2014 Toyota Rav4 LE FWD
2.5L L4 DOHC 16-valve - 6-Speed Auto
176 @ 6000
172 @ 4100
8.7 / 6.4
1090 - 2080
Back in 1994, Toyota created a new segment in the automotive world by launching the Rav4, the very first crossover.
Maneuverability, a better visual from higher up and increased cargo space in a rather compact body was the vision and as such the Rav4 was born. Today, the Rav4 in its fourth generation comes softer and with further improved road manners. The only odd thing is that Rav4 still stands for Recreational Active Vehicle with 4-Wheel-Drive, but my test vehicle is strictly FWD.
The base model is the LE FWD which will set you back $23,870 and adding the one and only available “Upgrade Package” will up the price by $1,500. The LE with AWD is $2,265 more, while the top of the line AWD Limited is a very reasonable $33,210.
On the safety front, standard equipment includes ABS, traction and stability control alongside the last line of defense; 8 airbags. Equipment-wise, even in the base model you get USB Input, Bluetooth®, steering wheel controls, tilt & telescopic steering column, cruise control, air conditioning, Eco Drive Monitor, 17-inch steel wheels with nice looking covers, six-way adjustable driver’s seat, 60/40 split/folding rear seats and power mirrors and windows. The available Upgrade Package includes a 6.1″ Display Audio System with 6 speakers, heated front seats, backup camera, tonneau cover, privacy glass, silver painted roof rails and voice commands.
Bold and very sculptured, the body is busy and looks very dynamic compared to the much simpler designs of the past. Bigger, longer and lower the latest Rav4 has strong road presence and a kind of sporty stance.
Inside the cabin, the design gets simpler to benefit ergonomics. The doorless pocket on the passenger side and simple cut windshield air vents are surely interesting but definitely not distracting. The materials used are all hard plastics of iffy quality, but fit and finish between them seems very good. Three discrete accent trims co-exist in harmony but the overall feeling of the interior is just not very exciting.
A comfortable driving position is easy to find thanks to the tilt and reach steering adjustments and the seats are both comfortable and supportive enough. Forward visibility is good but the small back window and thick pillars need some getting used to. When the sun goes down the headlights light up the road well and the blue tone lighting of the dash is pleasant to the eyes.
Space and practicality are the two aces up this crossovers sleeve as five passengers and the entire luggage in the world can fit no-problemo inside. The back seat is also reclinable to make matters even better. The minimum trunk space is 1090L and by folding the rear seats the maximum is 2080L. Under the cargo floor, there is more space for smaller stuff. Kudos to Toyota for realizing that the side hinged door was just stupid and now not only is it a proper tailgate, but the opening is huge and all the way to the bottom.
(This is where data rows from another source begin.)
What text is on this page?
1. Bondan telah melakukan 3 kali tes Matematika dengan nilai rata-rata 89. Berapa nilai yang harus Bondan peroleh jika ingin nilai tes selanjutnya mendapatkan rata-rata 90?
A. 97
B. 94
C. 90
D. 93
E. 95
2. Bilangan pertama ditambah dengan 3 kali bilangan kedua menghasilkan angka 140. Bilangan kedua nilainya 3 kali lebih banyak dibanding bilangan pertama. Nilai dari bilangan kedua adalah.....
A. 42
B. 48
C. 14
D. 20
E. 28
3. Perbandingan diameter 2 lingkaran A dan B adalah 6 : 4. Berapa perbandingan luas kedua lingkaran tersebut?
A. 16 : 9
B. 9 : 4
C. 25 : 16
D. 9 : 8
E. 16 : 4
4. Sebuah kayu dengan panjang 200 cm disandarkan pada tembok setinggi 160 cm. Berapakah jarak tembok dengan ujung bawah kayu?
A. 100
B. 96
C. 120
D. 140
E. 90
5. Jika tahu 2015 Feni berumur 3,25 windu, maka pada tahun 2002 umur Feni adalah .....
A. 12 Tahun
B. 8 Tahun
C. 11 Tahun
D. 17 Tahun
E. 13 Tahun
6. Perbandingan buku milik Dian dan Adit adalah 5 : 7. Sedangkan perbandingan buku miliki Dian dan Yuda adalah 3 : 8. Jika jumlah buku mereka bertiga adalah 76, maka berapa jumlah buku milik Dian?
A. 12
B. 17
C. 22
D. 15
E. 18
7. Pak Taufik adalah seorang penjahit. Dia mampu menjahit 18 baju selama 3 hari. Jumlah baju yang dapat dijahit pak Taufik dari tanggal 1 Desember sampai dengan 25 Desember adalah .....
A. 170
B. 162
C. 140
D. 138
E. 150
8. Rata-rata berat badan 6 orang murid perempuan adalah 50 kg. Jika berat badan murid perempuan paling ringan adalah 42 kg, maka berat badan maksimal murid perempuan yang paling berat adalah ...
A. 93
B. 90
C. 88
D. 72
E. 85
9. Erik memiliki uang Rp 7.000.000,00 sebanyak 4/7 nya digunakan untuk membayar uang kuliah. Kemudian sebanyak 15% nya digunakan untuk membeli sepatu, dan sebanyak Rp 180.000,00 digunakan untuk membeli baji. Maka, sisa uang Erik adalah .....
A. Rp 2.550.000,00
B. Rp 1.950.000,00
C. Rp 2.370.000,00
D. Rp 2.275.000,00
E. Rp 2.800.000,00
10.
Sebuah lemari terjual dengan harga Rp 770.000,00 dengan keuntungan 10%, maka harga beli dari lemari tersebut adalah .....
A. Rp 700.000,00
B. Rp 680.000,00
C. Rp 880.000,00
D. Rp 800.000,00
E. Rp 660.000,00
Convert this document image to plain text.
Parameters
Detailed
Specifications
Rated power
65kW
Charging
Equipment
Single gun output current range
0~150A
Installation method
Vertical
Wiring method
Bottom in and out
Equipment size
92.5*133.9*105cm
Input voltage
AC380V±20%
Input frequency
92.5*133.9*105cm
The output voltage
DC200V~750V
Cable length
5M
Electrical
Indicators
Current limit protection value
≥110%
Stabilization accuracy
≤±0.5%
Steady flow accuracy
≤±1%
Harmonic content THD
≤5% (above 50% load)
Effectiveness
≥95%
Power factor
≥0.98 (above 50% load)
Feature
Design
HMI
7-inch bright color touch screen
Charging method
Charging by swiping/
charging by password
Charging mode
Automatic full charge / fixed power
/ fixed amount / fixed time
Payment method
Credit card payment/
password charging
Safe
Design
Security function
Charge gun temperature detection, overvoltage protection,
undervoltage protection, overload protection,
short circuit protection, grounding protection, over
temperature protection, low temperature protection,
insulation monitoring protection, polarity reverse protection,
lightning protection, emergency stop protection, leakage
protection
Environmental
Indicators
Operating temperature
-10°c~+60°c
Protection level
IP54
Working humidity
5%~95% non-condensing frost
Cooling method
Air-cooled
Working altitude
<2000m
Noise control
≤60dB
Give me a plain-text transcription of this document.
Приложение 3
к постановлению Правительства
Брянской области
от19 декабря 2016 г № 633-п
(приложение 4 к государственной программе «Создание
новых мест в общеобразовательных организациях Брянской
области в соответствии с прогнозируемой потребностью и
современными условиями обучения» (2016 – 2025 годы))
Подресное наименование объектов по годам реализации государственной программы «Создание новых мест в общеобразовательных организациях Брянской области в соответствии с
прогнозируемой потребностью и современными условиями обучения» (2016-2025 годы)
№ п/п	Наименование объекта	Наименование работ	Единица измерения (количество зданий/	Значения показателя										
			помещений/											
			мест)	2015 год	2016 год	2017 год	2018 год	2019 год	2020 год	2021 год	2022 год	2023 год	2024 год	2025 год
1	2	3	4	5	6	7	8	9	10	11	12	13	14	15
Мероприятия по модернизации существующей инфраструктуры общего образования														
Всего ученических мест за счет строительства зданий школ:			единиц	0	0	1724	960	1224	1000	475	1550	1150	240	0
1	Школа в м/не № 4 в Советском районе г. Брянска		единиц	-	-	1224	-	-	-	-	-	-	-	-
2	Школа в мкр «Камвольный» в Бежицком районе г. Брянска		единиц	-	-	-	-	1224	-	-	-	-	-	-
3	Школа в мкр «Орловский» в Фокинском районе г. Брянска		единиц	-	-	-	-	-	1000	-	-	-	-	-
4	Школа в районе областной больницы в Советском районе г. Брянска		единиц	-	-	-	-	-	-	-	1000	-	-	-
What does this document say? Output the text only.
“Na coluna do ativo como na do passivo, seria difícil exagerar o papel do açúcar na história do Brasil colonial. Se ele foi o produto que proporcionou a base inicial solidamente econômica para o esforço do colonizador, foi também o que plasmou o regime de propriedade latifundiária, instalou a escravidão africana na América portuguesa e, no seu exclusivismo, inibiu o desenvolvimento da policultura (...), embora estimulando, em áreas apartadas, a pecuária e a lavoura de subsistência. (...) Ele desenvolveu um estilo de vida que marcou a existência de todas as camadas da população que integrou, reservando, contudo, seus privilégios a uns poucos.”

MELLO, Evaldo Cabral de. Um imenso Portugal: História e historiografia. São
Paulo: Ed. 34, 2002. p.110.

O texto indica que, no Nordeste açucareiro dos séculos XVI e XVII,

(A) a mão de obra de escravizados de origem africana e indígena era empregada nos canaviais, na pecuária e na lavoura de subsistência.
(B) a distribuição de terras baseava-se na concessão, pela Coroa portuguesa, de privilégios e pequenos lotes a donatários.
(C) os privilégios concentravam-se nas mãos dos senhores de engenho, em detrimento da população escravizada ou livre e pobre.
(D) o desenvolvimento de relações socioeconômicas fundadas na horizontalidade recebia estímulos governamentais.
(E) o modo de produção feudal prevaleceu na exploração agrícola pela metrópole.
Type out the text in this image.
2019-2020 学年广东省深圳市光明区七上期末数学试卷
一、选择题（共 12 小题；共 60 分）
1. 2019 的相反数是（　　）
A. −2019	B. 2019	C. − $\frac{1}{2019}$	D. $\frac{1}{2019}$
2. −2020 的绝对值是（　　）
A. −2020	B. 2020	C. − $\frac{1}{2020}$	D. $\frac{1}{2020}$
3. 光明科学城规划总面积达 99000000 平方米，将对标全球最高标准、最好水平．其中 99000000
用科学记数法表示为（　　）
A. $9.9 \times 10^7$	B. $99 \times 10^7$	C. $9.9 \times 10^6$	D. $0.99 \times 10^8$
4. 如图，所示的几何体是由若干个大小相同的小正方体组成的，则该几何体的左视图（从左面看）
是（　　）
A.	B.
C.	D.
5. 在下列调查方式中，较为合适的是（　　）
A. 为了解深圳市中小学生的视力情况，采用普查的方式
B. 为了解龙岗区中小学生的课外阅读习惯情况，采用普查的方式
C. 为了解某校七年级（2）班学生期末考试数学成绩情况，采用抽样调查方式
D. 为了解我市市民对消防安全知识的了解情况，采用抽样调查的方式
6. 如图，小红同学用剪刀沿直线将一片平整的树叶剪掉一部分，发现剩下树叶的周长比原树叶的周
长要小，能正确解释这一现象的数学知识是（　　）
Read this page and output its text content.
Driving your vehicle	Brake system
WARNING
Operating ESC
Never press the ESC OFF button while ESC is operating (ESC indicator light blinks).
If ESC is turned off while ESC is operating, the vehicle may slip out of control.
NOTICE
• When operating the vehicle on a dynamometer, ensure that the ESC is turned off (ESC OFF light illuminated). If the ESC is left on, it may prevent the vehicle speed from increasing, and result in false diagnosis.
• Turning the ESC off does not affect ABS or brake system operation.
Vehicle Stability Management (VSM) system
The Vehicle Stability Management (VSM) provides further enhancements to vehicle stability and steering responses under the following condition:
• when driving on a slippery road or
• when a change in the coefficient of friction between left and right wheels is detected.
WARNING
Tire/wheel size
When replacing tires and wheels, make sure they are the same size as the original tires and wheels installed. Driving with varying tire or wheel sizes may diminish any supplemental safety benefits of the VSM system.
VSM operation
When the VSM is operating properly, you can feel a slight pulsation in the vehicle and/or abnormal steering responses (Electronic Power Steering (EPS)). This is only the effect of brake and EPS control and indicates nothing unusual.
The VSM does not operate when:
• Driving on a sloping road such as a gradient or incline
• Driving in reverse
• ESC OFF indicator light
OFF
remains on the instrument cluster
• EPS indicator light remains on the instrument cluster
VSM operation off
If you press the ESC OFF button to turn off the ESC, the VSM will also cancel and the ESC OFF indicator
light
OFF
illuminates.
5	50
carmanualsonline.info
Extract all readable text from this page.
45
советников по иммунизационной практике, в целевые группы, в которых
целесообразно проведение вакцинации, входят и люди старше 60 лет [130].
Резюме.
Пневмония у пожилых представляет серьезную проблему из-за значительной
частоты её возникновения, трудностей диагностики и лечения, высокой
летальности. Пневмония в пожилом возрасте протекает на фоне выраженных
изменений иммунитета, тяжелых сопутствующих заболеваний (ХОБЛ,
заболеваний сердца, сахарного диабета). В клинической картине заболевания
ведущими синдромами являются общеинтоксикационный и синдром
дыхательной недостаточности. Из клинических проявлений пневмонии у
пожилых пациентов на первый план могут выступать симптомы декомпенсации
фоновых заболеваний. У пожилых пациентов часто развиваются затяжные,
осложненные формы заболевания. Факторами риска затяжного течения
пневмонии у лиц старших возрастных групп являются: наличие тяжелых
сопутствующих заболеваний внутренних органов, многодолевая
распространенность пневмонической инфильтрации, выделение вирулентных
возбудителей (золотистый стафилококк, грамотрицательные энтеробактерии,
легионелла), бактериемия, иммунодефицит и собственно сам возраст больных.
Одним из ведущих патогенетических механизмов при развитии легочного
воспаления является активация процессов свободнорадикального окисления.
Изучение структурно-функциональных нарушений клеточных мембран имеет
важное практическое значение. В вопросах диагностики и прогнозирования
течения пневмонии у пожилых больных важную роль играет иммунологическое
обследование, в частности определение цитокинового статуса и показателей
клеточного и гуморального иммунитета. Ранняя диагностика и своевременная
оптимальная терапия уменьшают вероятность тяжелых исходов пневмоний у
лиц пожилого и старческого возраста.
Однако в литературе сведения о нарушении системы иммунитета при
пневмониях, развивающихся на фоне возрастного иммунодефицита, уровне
Driving the Rav4 is a very pleasant experience. The 2.5L 4-cylinder VVT-I motor is refined and plenty capable of moving around the big body as the 176 BHP and 172 lb-ft of torque offer descent performance. 0-100km/h is completed in 11.3” and when driven in a mixture of heavy traffic and open roads it requires an average of 11.0L/100km of regular unleaded. The 6-Speed automatic transmission is smooth and well geared while the ECO and Sport buttons do have an obvious effect on the way it shifts. The all-around independent suspension is tuned for comfort but very near that sweet sport versus driving dynamics. Or at least that is what if feels like at first. Over rough surfaces, most of the shock is absorbed well and only shallow sharp hits can be felt a bit. Road noise is minimal but the same does not apply for wind noise. Around corners, the well weighted steering and crisp brake pedal feel, inspire the driver to push hard but is then when you soon realize that the soft suspension allows body roll which in turn slows the pace down. Sporty it might not be, but surefooted it is. Understeer comes relatively early in the FWD model, but traction limits are smooth and predictable making it very safe vehicle to drive. The brakes performed well as from 100km/h it came to a complete stop in 42m.
Buyers who prefer a base model in a reliable brand over affordable brands with more bling are the type of buyers this Rav4 is looking for. Space and comfort are class leading, so if reliability is the only other requirement and you are absolutely sure you will not miss the AWD system, the Rav4 LE is a no brainer.